Son bir haftadır Suriye’de neler olup bitiyor? Saklısı gizlisi yok. Milyonlarca insanın dikkatle dinlediği, seyrettiği radyo ve televizyon kanallarında, bölgede yaşanan olayları bilmeyen mi kaldı?

Şam’ın güneyinde bulunan Dera kentinde  başlayan olaylar ülke geneline yayıldı. Lazkiye, Hama, Şam başta olmak üzere kasaba ve köylere kadar yayılan protesto gösterilerine onbinlerce insan katılıyor.
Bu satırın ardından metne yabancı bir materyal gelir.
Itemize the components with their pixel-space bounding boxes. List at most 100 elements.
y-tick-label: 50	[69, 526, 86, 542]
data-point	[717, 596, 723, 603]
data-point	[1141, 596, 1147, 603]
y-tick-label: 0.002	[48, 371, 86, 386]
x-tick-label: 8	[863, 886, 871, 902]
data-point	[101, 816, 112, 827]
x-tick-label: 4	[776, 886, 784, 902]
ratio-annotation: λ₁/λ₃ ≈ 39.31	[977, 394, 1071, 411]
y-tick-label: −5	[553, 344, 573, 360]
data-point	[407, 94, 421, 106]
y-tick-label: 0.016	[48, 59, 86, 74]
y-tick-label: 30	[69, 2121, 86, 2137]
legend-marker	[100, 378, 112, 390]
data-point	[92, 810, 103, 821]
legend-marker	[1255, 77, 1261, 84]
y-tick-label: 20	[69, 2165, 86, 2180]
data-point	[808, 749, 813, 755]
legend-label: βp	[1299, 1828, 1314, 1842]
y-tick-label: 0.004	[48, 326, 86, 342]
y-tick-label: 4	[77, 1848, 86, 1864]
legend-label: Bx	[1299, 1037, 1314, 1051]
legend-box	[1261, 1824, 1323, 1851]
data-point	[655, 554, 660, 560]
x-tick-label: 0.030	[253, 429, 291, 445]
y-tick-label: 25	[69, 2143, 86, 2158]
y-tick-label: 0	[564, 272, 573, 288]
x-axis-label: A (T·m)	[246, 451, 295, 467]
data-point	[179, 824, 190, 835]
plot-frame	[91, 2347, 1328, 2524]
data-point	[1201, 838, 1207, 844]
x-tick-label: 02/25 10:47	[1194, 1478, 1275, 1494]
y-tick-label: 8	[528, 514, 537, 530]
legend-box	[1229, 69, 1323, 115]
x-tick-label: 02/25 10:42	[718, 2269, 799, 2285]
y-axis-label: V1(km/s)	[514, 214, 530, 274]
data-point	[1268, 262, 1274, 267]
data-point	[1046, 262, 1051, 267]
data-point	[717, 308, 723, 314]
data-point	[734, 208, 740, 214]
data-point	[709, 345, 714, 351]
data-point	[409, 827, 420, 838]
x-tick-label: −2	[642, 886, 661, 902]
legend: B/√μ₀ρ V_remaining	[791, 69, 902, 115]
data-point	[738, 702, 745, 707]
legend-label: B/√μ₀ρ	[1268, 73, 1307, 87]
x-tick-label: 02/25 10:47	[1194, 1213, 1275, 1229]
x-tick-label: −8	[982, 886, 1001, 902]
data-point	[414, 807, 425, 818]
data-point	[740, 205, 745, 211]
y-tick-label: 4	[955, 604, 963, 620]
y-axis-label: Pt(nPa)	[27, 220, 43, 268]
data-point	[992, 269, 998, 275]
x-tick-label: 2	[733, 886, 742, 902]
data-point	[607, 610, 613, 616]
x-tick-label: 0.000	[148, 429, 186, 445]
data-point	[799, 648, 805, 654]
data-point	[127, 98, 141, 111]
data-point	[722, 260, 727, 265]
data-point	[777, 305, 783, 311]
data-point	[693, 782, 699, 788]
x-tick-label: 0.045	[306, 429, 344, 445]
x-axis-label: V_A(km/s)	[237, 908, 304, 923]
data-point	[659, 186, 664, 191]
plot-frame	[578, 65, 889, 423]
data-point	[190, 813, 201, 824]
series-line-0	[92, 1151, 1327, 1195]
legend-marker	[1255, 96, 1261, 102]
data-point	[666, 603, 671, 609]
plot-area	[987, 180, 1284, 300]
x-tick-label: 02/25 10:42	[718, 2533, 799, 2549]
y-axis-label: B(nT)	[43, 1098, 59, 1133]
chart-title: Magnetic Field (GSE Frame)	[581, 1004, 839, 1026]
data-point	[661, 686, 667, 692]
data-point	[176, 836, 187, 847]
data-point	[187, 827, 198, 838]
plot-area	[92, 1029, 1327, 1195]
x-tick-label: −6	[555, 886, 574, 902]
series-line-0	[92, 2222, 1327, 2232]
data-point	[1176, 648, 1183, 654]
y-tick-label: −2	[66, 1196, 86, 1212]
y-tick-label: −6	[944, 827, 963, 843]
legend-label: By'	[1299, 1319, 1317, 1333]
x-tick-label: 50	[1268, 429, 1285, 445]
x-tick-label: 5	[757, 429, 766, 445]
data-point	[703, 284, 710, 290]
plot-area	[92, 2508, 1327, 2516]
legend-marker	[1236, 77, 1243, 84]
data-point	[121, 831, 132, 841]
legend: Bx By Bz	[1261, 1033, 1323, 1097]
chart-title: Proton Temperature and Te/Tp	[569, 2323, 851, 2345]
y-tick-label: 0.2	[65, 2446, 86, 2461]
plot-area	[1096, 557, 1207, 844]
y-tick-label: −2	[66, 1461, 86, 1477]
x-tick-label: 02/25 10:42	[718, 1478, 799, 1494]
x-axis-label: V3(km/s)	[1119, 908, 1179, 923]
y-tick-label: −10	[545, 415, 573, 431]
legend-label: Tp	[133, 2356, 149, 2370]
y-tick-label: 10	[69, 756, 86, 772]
Dünya’nın tüm görsel ve yazılı basın-yayın organları gelişmeleri anında tüm dünyaya aktarıyor.

İnsan hakları savunucuları, olayların başladıgı günden bugüne, Suriye’de yüzden fazla kişinin güvenlik güçlerinin açtıgı ateş sonucu öldüğünü duyuruyor. Öldürülenlerin yerlerde sürüklenerek kaldırıldığını  seyrediyoruz.

Ayaklanan halk ‘’özgürlük özgürlük’’ sloganları atarak, Hafız ESAD ve oğlu Beşar ESAD’ın heykellerini kırıyor, posterlerini yakıyor.

Halk hareketinin güçlenerek daha da yayılmasını engellemek için yönetimin taviz üstüne taviz vermesine karşın protestoların önü alınamıyor.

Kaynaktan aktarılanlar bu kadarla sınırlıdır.